5 years ago

Resuscitative Endovascular Balloon Occlusion of the Aorta and Resuscitative Thoracotomy in Select Patients with Hemorrhagic Shock: Early Results from the American Association for the Surgery of Trauma Aortic Occlusion in Resuscitation for Trauma and Acute Care Surgery Registry

Aortic occlusion (AO) is a potentially valuable tool for early resuscitation in patients nearing extremis or in arrest from severe hemorrhage. Study Design AAST AORTA registry identified trauma patients without penetrating thoracic injury undergoing AO at the level of the descending thoracic aorta (RT or Zone 1 REBOA) in the Emergency Department (ED). Survival outcomes relative to the timing of CPR need and admission hemodynamic status were examined. Results 285 patients were included: 81.8% male with injury due to penetrating mechanisms in 41.4%; median age 35.0 [IQR 29] and median ISS of 34.0 (IQR 18). EDT was utilized in 71%, and Zone 1 REBOA in 29%. Overall survival beyond the ED was 50% [RT 44%, REBOA 63%, p = 0.004] and survival to discharge was 5% [RT 2.5%, REBOA 9.6%, p = 0.023]. Discharge GCS was 15 in 85% of survivors. Pre-hospital CPR was required in 60% of patients with a survival beyond the ED of 37%, and survival to discharge of 3% (all p>0.05).

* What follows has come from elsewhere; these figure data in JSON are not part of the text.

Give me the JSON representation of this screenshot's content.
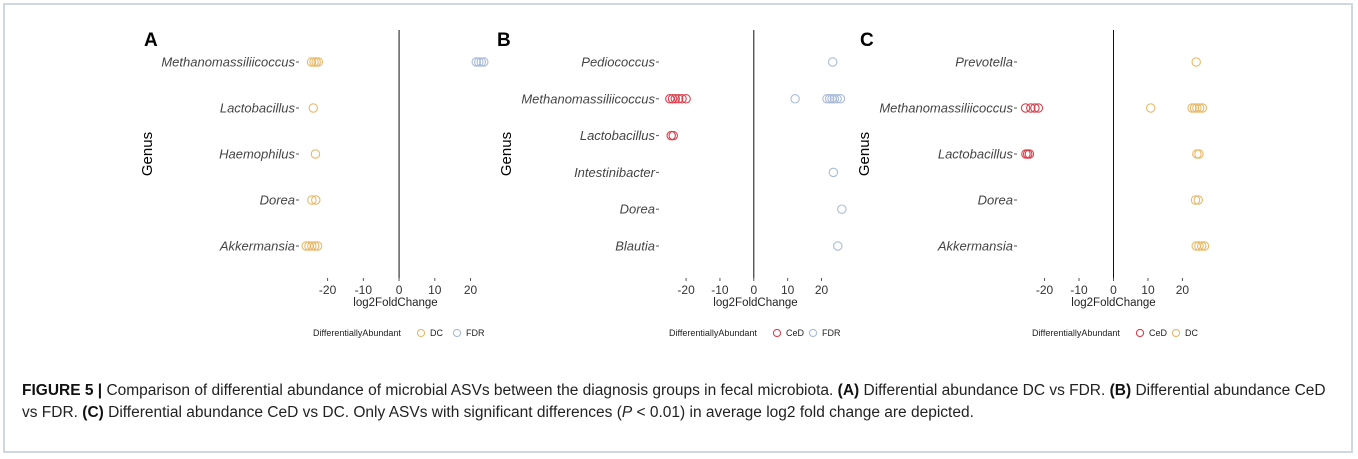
{
  "colors": {
    "DC": "#e8b96a",
    "FDR": "#a9bbd8",
    "CeD": "#d9434e",
    "border": "#cfd8e2"
  },
  "chart_data": [
    {
      "panel": "A",
      "type": "scatter",
      "xlabel": "log2FoldChange",
      "ylabel": "Genus",
      "xticks": [
        -20,
        -10,
        0,
        10,
        20
      ],
      "xlim": [
        -28,
        26
      ],
      "genera": [
        "Methanomassiliicoccus",
        "Lactobacillus",
        "Haemophilus",
        "Dorea",
        "Akkermansia"
      ],
      "legend_title": "DifferentiallyAbundant",
      "legend": [
        "DC",
        "FDR"
      ],
      "points": [
        {
          "genus": "Methanomassiliicoccus",
          "x": -24.5,
          "group": "DC"
        },
        {
          "genus": "Methanomassiliicoccus",
          "x": -23.8,
          "group": "DC"
        },
        {
          "genus": "Methanomassiliicoccus",
          "x": -23.2,
          "group": "DC"
        },
        {
          "genus": "Methanomassiliicoccus",
          "x": -22.6,
          "group": "DC"
        },
        {
          "genus": "Methanomassiliicoccus",
          "x": 21.6,
          "group": "FDR"
        },
        {
          "genus": "Methanomassiliicoccus",
          "x": 22.3,
          "group": "FDR"
        },
        {
          "genus": "Methanomassiliicoccus",
          "x": 23.0,
          "group": "FDR"
        },
        {
          "genus": "Methanomassiliicoccus",
          "x": 23.7,
          "group": "FDR"
        },
        {
          "genus": "Lactobacillus",
          "x": -24.0,
          "group": "DC"
        },
        {
          "genus": "Haemophilus",
          "x": -23.4,
          "group": "DC"
        },
        {
          "genus": "Dorea",
          "x": -24.4,
          "group": "DC"
        },
        {
          "genus": "Dorea",
          "x": -23.3,
          "group": "DC"
        },
        {
          "genus": "Akkermansia",
          "x": -26.0,
          "group": "DC"
        },
        {
          "genus": "Akkermansia",
          "x": -25.2,
          "group": "DC"
        },
        {
          "genus": "Akkermansia",
          "x": -24.4,
          "group": "DC"
        },
        {
          "genus": "Akkermansia",
          "x": -23.6,
          "group": "DC"
        },
        {
          "genus": "Akkermansia",
          "x": -22.8,
          "group": "DC"
        }
      ]
    },
    {
      "panel": "B",
      "type": "scatter",
      "xlabel": "log2FoldChange",
      "ylabel": "Genus",
      "xticks": [
        -20,
        -10,
        0,
        10,
        20
      ],
      "xlim": [
        -28,
        29
      ],
      "genera": [
        "Pediococcus",
        "Methanomassiliicoccus",
        "Lactobacillus",
        "Intestinibacter",
        "Dorea",
        "Blautia"
      ],
      "legend_title": "DifferentiallyAbundant",
      "legend": [
        "CeD",
        "FDR"
      ],
      "points": [
        {
          "genus": "Pediococcus",
          "x": 23.3,
          "group": "FDR"
        },
        {
          "genus": "Methanomassiliicoccus",
          "x": -24.8,
          "group": "CeD"
        },
        {
          "genus": "Methanomassiliicoccus",
          "x": -24.0,
          "group": "CeD"
        },
        {
          "genus": "Methanomassiliicoccus",
          "x": -23.2,
          "group": "CeD"
        },
        {
          "genus": "Methanomassiliicoccus",
          "x": -22.2,
          "group": "CeD"
        },
        {
          "genus": "Methanomassiliicoccus",
          "x": -21.2,
          "group": "CeD"
        },
        {
          "genus": "Methanomassiliicoccus",
          "x": -20.0,
          "group": "CeD"
        },
        {
          "genus": "Methanomassiliicoccus",
          "x": 12.2,
          "group": "FDR"
        },
        {
          "genus": "Methanomassiliicoccus",
          "x": 21.6,
          "group": "FDR"
        },
        {
          "genus": "Methanomassiliicoccus",
          "x": 22.4,
          "group": "FDR"
        },
        {
          "genus": "Methanomassiliicoccus",
          "x": 23.1,
          "group": "FDR"
        },
        {
          "genus": "Methanomassiliicoccus",
          "x": 23.8,
          "group": "FDR"
        },
        {
          "genus": "Methanomassiliicoccus",
          "x": 24.6,
          "group": "FDR"
        },
        {
          "genus": "Methanomassiliicoccus",
          "x": 25.6,
          "group": "FDR"
        },
        {
          "genus": "Lactobacillus",
          "x": -24.4,
          "group": "CeD"
        },
        {
          "genus": "Lactobacillus",
          "x": -23.8,
          "group": "CeD"
        },
        {
          "genus": "Intestinibacter",
          "x": 23.5,
          "group": "FDR"
        },
        {
          "genus": "Dorea",
          "x": 26.0,
          "group": "FDR"
        },
        {
          "genus": "Blautia",
          "x": 24.8,
          "group": "FDR"
        }
      ]
    },
    {
      "panel": "C",
      "type": "scatter",
      "xlabel": "log2FoldChange",
      "ylabel": "Genus",
      "xticks": [
        -20,
        -10,
        0,
        10,
        20
      ],
      "xlim": [
        -28,
        28
      ],
      "genera": [
        "Prevotella",
        "Methanomassiliicoccus",
        "Lactobacillus",
        "Dorea",
        "Akkermansia"
      ],
      "legend_title": "DifferentiallyAbundant",
      "legend": [
        "CeD",
        "DC"
      ],
      "points": [
        {
          "genus": "Prevotella",
          "x": 24.0,
          "group": "DC"
        },
        {
          "genus": "Methanomassiliicoccus",
          "x": -25.5,
          "group": "CeD"
        },
        {
          "genus": "Methanomassiliicoccus",
          "x": -24.0,
          "group": "CeD"
        },
        {
          "genus": "Methanomassiliicoccus",
          "x": -22.8,
          "group": "CeD"
        },
        {
          "genus": "Methanomassiliicoccus",
          "x": -21.8,
          "group": "CeD"
        },
        {
          "genus": "Methanomassiliicoccus",
          "x": 10.8,
          "group": "DC"
        },
        {
          "genus": "Methanomassiliicoccus",
          "x": 22.8,
          "group": "DC"
        },
        {
          "genus": "Methanomassiliicoccus",
          "x": 23.5,
          "group": "DC"
        },
        {
          "genus": "Methanomassiliicoccus",
          "x": 24.2,
          "group": "DC"
        },
        {
          "genus": "Methanomassiliicoccus",
          "x": 25.0,
          "group": "DC"
        },
        {
          "genus": "Methanomassiliicoccus",
          "x": 25.8,
          "group": "DC"
        },
        {
          "genus": "Lactobacillus",
          "x": -25.4,
          "group": "CeD"
        },
        {
          "genus": "Lactobacillus",
          "x": -24.9,
          "group": "CeD"
        },
        {
          "genus": "Lactobacillus",
          "x": -24.4,
          "group": "CeD"
        },
        {
          "genus": "Lactobacillus",
          "x": 24.2,
          "group": "DC"
        },
        {
          "genus": "Lactobacillus",
          "x": 24.8,
          "group": "DC"
        },
        {
          "genus": "Dorea",
          "x": 23.8,
          "group": "DC"
        },
        {
          "genus": "Dorea",
          "x": 24.6,
          "group": "DC"
        },
        {
          "genus": "Akkermansia",
          "x": 24.0,
          "group": "DC"
        },
        {
          "genus": "Akkermansia",
          "x": 24.8,
          "group": "DC"
        },
        {
          "genus": "Akkermansia",
          "x": 25.6,
          "group": "DC"
        },
        {
          "genus": "Akkermansia",
          "x": 26.4,
          "group": "DC"
        }
      ]
    }
  ],
  "caption": {
    "label": "FIGURE 5 |",
    "intro": " Comparison of differential abundance of microbial ASVs between the diagnosis groups in fecal microbiota. ",
    "a_tag": "(A)",
    "a_text": " Differential abundance DC vs FDR. ",
    "b_tag": "(B)",
    "b_text": " Differential abundance CeD vs FDR. ",
    "c_tag": "(C)",
    "c_text": " Differential abundance CeD vs DC. Only ASVs with significant differences (",
    "p_symbol": "P",
    "p_text": " < 0.01) in average log2 fold change are depicted."
  }
}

Patients who did not require any CPR prior to had a survival beyond the ED of 70% [RT 48, REBOA 93%, p < 0.001] and survival to discharge of 13% (RT 3.4%, REBOA 22.2%, p = 0.048]. If AO patients did not require CPR, but presented with hypotension (SBP < 90 mm Hg; 9%; 65% RT; 35% REBOA), they achieved survival beyond the ED in 65% [p = 0.009] and survival to discharge of 15% [RT 0%, REBOA 44%, p = 0.008]. Conclusion Overall, REBOA may confer a survival benefit over RT, particularly in patients not requiring CPR. Significant further study is required to definitively recommend REBOA for specific subsets of injured patients.